C’était sur le trajet.

Ça me revient maintenant. Tu t’étais fait peur ce matin-là. Tu te vois rouler sur la bande d’arrêt d’urgence. Les phares… Tu ouvres les yeux :  tu as bien cru que tu allais te prendre le rail de sécurité. Tu en étais quitte pour une frayeur. Une de plus. Celle-là non plus ne te quitte pas — celle-là peut-être moins qu’une autre : Papa n’était plus là pour te conduire — il prenait sa journée alors. L’entrepreneur, un ami d’amis, quand le médecin l’a appelé est venu s’occuper de lui, je veux dire, de son corps. Je l’ai appris bien après — non : je le savais, bien sûr que je suis censé le savoir. J’ai oublié — veut dire : j’ai mis ça en lieu sûr, tellement que je ne sais où. Tu m’en avais pourtant tout dit dès ton arrivée sur les nerfs, tu étais toute retournée, tes larmes dans ce café tabac où nous nous retrouvions entre Marais et Sentier. Tu es celle qui a connu pour chaque chose ce que c’est que la peur. Je le vois dans tes yeux. J’ai surpris ton regard. Comme s’il était des plus improbable que tu te sois rendue seule à l’orée de la campagne, sur des voies peu fréquentées. Comme si, vu que tu étais seule, il devait y avoir quelqu’un. À cet endroit, il y avait forcément quelqu’un. C’était comme si, depuis lors, avoir un accident de la route, c’était lui faire une infidélité. Comme si ce jour-là avait constitué un précédent. Voir la vie sous ce jour-là. C’était de son vivant. Et rien n’empêche que ce soit toujours le cas…

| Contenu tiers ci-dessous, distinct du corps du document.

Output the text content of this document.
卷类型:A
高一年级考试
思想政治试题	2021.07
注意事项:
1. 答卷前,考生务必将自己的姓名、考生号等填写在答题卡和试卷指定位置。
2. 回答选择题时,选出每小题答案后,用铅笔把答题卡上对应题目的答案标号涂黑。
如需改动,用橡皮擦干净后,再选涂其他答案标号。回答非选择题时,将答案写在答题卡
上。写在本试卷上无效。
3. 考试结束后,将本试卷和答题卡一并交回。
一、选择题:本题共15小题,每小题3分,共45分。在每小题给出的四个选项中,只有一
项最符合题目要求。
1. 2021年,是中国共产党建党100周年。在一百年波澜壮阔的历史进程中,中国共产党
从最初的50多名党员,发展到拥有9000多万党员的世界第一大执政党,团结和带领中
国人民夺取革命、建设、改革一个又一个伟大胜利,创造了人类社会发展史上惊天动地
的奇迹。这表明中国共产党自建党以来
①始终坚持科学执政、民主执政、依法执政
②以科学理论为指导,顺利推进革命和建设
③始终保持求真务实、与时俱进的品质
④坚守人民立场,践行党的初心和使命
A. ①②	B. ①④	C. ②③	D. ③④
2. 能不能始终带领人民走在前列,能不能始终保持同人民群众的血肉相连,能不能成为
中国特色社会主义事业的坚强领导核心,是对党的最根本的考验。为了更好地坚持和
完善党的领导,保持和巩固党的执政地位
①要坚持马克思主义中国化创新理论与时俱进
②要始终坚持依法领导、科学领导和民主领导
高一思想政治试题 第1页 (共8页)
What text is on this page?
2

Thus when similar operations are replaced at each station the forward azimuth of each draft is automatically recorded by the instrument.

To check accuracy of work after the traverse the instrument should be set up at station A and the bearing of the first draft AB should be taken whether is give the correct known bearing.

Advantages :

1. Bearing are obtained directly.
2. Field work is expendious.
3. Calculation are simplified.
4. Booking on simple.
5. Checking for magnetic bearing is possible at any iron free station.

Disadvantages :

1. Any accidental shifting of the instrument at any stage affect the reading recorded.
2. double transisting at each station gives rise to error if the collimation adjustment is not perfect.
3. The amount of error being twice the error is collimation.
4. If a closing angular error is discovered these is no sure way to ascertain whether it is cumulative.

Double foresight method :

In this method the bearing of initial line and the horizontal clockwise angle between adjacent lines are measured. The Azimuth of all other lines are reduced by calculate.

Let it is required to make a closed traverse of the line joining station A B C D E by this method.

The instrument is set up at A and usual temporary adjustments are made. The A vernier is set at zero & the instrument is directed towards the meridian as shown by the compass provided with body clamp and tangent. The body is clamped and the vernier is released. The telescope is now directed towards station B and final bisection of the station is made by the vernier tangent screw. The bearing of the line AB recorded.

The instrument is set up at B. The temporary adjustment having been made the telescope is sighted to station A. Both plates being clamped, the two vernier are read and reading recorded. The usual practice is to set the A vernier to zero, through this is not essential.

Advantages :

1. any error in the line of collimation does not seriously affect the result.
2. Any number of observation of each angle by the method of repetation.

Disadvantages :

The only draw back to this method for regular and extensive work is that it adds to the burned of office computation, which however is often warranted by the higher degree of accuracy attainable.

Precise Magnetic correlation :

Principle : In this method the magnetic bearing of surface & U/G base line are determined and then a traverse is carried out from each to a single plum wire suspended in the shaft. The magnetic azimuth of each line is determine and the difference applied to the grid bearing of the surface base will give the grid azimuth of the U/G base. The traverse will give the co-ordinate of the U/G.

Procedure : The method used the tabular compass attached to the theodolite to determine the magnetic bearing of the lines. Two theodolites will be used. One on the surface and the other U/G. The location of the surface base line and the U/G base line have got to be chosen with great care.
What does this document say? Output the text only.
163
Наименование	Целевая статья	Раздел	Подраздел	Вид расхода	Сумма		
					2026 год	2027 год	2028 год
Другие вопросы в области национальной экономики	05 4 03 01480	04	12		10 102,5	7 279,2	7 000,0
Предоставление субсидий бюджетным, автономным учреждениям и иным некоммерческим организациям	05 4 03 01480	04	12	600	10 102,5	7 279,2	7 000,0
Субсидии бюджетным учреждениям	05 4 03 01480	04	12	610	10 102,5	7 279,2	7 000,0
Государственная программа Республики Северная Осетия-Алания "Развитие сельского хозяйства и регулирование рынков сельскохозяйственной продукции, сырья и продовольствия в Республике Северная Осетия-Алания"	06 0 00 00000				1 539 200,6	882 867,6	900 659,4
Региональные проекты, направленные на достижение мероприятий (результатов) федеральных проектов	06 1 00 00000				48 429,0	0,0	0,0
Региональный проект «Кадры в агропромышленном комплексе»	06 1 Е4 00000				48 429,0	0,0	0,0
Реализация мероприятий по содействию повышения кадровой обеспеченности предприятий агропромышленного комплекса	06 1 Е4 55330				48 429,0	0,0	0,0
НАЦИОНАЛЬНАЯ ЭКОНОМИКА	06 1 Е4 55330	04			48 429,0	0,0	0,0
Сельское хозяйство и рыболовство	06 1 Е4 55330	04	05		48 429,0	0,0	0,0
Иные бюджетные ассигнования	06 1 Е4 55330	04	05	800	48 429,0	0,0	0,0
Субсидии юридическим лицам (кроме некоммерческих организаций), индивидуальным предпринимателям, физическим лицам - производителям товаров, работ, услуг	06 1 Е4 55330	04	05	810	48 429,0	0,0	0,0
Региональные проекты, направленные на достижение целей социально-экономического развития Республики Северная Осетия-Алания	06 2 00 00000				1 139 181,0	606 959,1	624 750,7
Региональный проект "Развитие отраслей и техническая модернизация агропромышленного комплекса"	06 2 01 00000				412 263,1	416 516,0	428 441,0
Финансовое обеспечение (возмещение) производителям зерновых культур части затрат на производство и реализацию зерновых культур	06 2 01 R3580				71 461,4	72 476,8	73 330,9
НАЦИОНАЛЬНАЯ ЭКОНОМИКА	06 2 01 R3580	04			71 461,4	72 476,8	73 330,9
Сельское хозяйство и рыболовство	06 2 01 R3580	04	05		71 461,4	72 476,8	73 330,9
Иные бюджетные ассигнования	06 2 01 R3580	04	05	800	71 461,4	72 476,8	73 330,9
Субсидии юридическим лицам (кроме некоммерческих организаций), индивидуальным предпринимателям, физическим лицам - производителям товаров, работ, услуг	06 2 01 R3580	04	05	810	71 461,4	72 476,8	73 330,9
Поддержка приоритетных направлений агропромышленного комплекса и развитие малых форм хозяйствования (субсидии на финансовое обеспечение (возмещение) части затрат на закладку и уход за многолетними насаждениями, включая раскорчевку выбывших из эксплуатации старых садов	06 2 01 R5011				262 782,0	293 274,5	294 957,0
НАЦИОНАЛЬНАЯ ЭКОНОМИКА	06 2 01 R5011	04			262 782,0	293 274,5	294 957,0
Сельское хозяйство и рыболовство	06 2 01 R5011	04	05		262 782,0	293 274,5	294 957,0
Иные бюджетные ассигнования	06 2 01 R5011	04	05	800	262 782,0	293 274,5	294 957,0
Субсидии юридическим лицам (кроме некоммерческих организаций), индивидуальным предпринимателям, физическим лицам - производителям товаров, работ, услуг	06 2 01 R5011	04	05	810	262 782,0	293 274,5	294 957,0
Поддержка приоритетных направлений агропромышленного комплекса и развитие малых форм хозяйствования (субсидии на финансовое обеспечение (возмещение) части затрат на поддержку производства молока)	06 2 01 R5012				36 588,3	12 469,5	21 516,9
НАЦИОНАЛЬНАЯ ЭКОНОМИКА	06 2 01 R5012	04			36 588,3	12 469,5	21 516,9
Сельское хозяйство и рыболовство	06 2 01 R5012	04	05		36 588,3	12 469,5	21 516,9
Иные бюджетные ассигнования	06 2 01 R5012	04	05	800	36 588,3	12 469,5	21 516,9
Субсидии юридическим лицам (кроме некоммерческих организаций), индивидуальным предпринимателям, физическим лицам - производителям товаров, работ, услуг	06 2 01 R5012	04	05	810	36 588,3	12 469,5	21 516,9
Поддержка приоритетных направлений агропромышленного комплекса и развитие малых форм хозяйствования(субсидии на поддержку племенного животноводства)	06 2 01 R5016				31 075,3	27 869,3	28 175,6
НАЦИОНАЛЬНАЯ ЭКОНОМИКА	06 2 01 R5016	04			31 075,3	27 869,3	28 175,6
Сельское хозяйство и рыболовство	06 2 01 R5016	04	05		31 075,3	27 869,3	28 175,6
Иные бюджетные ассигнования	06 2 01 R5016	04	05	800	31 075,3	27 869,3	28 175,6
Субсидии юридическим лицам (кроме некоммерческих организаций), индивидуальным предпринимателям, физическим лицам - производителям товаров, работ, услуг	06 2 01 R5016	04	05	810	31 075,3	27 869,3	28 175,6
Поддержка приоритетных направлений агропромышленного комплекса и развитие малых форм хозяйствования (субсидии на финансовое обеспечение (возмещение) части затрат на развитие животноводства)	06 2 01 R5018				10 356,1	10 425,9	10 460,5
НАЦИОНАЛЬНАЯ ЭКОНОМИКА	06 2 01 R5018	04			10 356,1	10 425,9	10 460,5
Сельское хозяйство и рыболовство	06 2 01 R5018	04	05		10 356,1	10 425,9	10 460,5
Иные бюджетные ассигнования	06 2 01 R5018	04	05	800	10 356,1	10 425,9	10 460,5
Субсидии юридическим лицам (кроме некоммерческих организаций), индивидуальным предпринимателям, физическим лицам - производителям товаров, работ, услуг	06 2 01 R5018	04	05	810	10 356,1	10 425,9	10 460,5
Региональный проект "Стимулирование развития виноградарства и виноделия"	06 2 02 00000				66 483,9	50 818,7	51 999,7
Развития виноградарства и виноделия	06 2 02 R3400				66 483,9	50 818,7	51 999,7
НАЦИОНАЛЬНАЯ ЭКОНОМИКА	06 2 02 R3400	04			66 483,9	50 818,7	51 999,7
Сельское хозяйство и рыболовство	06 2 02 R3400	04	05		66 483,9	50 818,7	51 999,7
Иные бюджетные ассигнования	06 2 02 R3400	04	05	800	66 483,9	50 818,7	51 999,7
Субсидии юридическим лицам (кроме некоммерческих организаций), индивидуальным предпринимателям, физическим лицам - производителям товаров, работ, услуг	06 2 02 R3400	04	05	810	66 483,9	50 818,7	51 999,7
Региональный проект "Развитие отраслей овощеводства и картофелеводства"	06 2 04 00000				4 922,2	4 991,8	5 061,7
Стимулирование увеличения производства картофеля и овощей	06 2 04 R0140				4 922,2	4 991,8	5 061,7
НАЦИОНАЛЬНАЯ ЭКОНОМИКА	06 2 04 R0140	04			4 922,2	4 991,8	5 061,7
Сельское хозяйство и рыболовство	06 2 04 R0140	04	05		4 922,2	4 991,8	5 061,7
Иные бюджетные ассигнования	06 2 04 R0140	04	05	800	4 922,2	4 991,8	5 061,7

J’ai repris le cours de mon après-midi. Personne n’avait rien. Je ne me demande pas comment tu viens de passer cette heure. Comment tu te débrouilles des enfants, du constat, des dégâts, voilà qui me passe complètement au-dessus de la tête. Les charbons ardents de cette après-midi de juin — le quatre heures, la sortie des écoles qui est tout de suite là… Comment tu as fait avec la peur des autres, tes protégés. Et comment mon père va l’apprendre — comment il va le prendre. Je ne me mets pas à ta place. Même pas pour savoir comment tu t’en es tirée. Si tu n’avais pas été blessée. Si tu n’en gardais pas des séquelles. Sortir de l’auto… Dans le parfum de résine, l’odeur, du goudron peut-être chaud, peut-être humide, de la terre retournée — de l’essence, l’odeur des stations-services, le parfum de vacances… C’est comme un accident dans un rêve. Quelque part peut-être tes peurs et mes rêves se rejoignent. Tu me dis d’y aller. Je suis éjecté, évacué de notre accident. Je quitte les lieux… L’embardée m’a semblé s’éterniser. L’ellipse. Cela nous est arrivé ensemble. Nous a surpris… Tu as dû le temps des réparations prendre — emprunter — la Capri. Comme tu ne l’aimais pas, n’aimais pas ça, la garer, avec son nez si long, la puissance… Ou bien nous allions tous à pied dans le soleil — c’était la fin de l’année. Dans la 2CV, au volant, tu chantais. Depuis combien d’années ne t’ai-je pas entendue chanter ?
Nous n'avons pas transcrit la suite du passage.